Awesome

ssl-class-mismatch

This repository contains the code for Semi-Supervised Learning under Class Distribution Mismatch, which is built upon the implementation from Realistic Evaluation of Deep Semi-Supervised Learning Algorithms.

The code is designed to run on Python 3 using the dependencies listed in requirements.txt. You can install the dependencies by running pip3 install -r requirements.txt.

Prepare datasets

For SVHN and CIFAR-10, we provide scripts to automatically download and preprocess the data. We also provide a script to create "label maps", which specify which entries of the dataset should be treated as labeled and unlabeled. Both of these scripts use an explicitly chosen random seed, so the same dataset order and label maps will be created each time. The random seeds can be overridden, for example to test robustness to different labeled splits. Run those scripts as follows:

python3 build_tfrecords.py --dataset_name=cifar10
python3 build_label_map.py --dataset_name=cifar10
python3 build_tfrecords.py --dataset_name=svhn
python3 build_label_map.py --dataset_name=svhn

For ImageNet 32x32 (only used in the fine-tuning experiment), you'll first need to download the 32x32 version of the ImageNet dataset by following the instructions here. Unzip the resulting files and put them in a directory called 'data/imagenet_32'. You'll then need to convert those files (which are pickle files) into .npy files. You can do this by executing:

mkdir data/imagenet_32
unzip Imagenet32_train.zip -d data/imagenet_32
unzip Imagenet32_val.zip -d data/imagenet_32
python3 convert_imagenet.py

Then you can build the TFRecord files like so:

python3 build_tfrecords.py --dataset_name=imagenet_32

ImageNet32x32 is the only dataset which must be downloaded manually, due to licensing issues.

Running experiments

All of the experiments in our paper are accompanied by a .yml file in runs/.These .yml files are intended to be used with tmuxp, which is a session manager for tmux. They essentially provide a simple way to create a tmux session with all of the relevant tasks running (model training and evaluation).

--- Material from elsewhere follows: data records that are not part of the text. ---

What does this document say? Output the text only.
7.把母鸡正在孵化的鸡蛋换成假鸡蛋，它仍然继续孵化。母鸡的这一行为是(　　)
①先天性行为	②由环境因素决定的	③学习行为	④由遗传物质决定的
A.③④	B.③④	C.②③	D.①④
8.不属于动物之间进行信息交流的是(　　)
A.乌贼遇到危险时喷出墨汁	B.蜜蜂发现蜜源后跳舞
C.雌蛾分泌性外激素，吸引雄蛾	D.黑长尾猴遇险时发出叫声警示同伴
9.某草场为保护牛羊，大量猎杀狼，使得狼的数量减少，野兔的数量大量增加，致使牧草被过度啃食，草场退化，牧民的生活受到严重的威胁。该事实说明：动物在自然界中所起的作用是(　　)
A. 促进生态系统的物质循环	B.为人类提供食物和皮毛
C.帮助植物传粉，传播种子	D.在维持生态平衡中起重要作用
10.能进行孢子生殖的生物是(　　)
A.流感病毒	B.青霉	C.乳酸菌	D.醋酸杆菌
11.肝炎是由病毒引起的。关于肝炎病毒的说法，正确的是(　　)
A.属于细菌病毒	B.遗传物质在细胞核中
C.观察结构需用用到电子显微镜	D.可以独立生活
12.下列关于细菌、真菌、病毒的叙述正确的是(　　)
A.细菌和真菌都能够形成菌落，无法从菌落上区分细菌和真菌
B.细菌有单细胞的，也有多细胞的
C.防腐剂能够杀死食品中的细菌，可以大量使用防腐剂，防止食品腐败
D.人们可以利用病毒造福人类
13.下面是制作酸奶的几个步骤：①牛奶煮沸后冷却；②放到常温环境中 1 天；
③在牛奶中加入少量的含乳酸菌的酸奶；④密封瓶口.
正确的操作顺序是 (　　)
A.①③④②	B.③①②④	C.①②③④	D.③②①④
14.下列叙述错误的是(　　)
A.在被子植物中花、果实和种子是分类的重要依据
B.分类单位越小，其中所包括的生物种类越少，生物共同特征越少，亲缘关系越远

For example, for the UASD model in Semi-Supervised Learning under Class Distribution Mismatch, you could run

tmuxp load run-uasd/cifar10-4000.yml

If you want to run an experiment evaluating VAT with 500 labels as shown in Figure 3, you could run

tmuxp load runs/figure-3-svhn-500-vat.yml

Of course, you can also run the code without using tmuxp. Each .yml file specifies the commands needed for running each experiment. For example, the file listed above runs/figure-3-svhn-500-vat.yml runs

CUDA_VISIBLE_DEVICES=0 python3 train_model.py --verbosity=0 --primary_dataset_name='svhn' --secondary_dataset_name='svhn' --root_dir=/mnt/experiment-logs/figure-3-svhn-500-vat --n_labeled=500 --consistency_model=vat --hparam_string=""  2>&1 | tee /mnt/experiment-logs/figure-3-svhn-500-vat_train.log
CUDA_VISIBLE_DEVICES=1 python3 evaluate_model.py --split=test --verbosity=0 --primary_dataset_name='svhn' --root_dir=/mnt/experiment-logs/figure-3-svhn-500-vat --consistency_model=vat --hparam_string=""  2>&1 | tee /mnt/experiment-logs/figure-3-svhn-500-vat_eval_test.log
CUDA_VISIBLE_DEVICES=2 python3 evaluate_model.py --split=valid --verbosity=0 --primary_dataset_name='svhn' --root_dir=/mnt/experiment-logs/figure-3-svhn-500-vat --consistency_model=vat --hparam_string=""  2>&1 | tee /mnt/experiment-logs/figure-3-svhn-500-vat_eval_valid.log
CUDA_VISIBLE_DEVICES=3 python3 evaluate_model.py --split=train --verbosity=0 --primary_dataset_name='svhn' --root_dir=/mnt/experiment-logs/figure-3-svhn-500-vat --consistency_model=vat --hparam_string=""  2>&1 | tee /mnt/experiment-logs/figure-3-svhn-500-vat_eval_train.log

Note that these commands are formulated to write out results to /mnt/experiment-logs.